Hintergrund des Streits ist eine geplante Reform des EU-Stabilitätspaktes. Krisen wie in Portugal, Irland, Spanien, aber allen voran in Griechenland sollen damit verhindert werden. Die Griechen standen kurz vor dem Staatsbankrott - eine Gefahr für den Euro und die EU insgesamt. Erst als die EU-Mitgliedsstaaten gemeinsam mit dem Internationalen Währungsfonds (IWF) intervenierten, Sparpläne auf- und einen Rettungsschirm bereit stellten, konnte Schlimmeres verhindert werden. So etwas soll nicht noch einmal passieren, die EU will präventiv und strenger gegen Schuldensünder vorgehen. Sie sollen automatisch sanktioniert werden, oder besser: sollten.

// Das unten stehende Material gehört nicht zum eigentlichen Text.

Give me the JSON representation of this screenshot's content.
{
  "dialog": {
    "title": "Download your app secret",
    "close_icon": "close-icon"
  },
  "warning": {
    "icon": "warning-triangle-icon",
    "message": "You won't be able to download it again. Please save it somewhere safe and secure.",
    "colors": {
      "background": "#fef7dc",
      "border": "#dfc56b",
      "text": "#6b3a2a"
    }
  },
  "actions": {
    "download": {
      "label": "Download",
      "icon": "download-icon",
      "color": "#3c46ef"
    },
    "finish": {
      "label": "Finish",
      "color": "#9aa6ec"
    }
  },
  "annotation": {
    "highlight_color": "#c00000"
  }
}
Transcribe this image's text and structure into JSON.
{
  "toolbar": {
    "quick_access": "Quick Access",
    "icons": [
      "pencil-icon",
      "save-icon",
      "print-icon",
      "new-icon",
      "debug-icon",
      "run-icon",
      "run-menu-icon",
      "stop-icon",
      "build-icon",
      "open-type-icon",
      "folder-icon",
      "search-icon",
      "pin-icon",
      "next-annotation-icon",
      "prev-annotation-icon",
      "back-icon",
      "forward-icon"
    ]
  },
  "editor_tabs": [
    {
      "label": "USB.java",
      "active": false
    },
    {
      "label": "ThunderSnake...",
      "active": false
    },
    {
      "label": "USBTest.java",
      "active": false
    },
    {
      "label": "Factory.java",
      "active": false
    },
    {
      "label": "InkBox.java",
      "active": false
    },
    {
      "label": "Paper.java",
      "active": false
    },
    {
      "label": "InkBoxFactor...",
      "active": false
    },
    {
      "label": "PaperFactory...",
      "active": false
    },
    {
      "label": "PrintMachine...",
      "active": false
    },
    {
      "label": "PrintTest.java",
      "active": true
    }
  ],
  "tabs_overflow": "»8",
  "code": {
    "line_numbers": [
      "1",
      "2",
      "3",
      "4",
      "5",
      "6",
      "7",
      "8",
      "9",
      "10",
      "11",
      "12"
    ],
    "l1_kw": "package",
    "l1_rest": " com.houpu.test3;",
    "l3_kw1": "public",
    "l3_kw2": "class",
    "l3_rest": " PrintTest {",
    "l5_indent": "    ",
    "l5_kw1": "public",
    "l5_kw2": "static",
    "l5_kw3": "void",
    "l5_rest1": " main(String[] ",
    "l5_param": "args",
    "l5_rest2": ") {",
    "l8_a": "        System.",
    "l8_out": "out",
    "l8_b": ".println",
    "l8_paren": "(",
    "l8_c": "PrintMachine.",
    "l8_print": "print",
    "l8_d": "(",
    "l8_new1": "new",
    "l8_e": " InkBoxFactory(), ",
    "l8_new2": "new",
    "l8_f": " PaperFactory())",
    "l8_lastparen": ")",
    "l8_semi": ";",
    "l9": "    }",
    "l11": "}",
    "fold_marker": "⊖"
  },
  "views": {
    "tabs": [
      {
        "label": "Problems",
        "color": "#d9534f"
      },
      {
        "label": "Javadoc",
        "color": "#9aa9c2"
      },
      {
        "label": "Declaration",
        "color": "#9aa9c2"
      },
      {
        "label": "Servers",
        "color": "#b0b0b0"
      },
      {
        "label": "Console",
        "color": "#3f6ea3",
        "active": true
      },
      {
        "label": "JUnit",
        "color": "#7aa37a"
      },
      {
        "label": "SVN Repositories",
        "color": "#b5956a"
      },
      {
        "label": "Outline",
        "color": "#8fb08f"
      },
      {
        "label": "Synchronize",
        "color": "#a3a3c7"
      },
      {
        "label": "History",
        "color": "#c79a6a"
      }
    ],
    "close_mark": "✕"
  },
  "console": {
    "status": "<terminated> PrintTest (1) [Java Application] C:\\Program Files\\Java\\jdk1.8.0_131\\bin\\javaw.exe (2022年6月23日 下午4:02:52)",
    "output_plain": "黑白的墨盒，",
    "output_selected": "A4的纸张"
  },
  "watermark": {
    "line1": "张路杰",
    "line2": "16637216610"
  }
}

Denn Bundeskanzlerin Angela Merkel (CDU) und der französische Präsident Nicolas Sarkozy haben sich in Deauville am Montag bilateral auf etwas Anderes geeinigt: Keine automatischen Strafen, sondern eine sechsmonatige Gnadenfrist soll es geben. Das wollte vor allem Frankreich. Deutschland lenkte ein und bekommt nun im Gegenzug die französische Unterstützung für langfristige Anti-Krisen-Maßnahmen. Beispielsweise will die Bundesregierung den Schuldensündern das Stimmrecht im Ministerrat entziehen und einen dauerhaften Rettungsmechanismus für schwächelnde Staaten schaffen. Dafür muss allerdings der Vertrag von Lissabon geändert werden. Die Zustimmung aller 27 Mitgliedsstaaten ist hierfür nötig, dürfte allerdings nur schwer zu bekommen sein. Kritiker bemängeln daher auch, dass Merkel mit ihrem Zugeständnis an Frankreich einiges gegeben hat und nun mit leeren Händen dasteht.

Rückendeckung bekam die Bundeskanzlern dennoch von Finanzminister Wolfgang Schäuble (CDU) und Wirtschaftsminister Rainer Brüderle (FDP). "Deutschland hat erreicht, dass wir mehr Stabilität haben als bisher und mehr als viele für erreichbar hielten", sagte Schäuble der "Bild am Sonntag". Er selbst sei an der Ausarbeitung des Kompromisses "stark beteiligt" gewesen. Brüderle betonte gegenüber dem "Spiegel", dass die Bereitschaft der Franzosen, langfristige Maßnahmen zu akzeptieren, bereits ein großer Schritt sei.

EU-Staaten uneins über Reformpläne

Reformvertrag von Lissabon (Foto: AP)
Lange hat es gedauert bis er überhaupt in Kraft trat: der Vertrag von LissabonBild: AP

Doch nicht nur koalitionsintern gibt es große Vorbehalte gegen die deutsch-französischen Pläne. Eine Reihe von EU-Staaten lehnt eine Änderung des Vertrages von Lissabon, nur knapp ein Jahr nach dessen Inkrafttreten, ab. Auf einem Treffen der EU-Außenminister am Sonntagabend in Luxemburg wollen diese darüber beraten - auch als Vorbereitung auf den EU-Gipfel am Ende der kommenden Woche. Dort wollen die Staats- und Regierungschefs endgültig über die Reform des EU-Stabilitätspaktes abstimmen und den EU-Ratspräsidenten Herman Van Rompuy damit beauftragen, bis März 2011 konkrete Vorschläge für eine Änderung des Vertrages von Lissabon vorzulegen.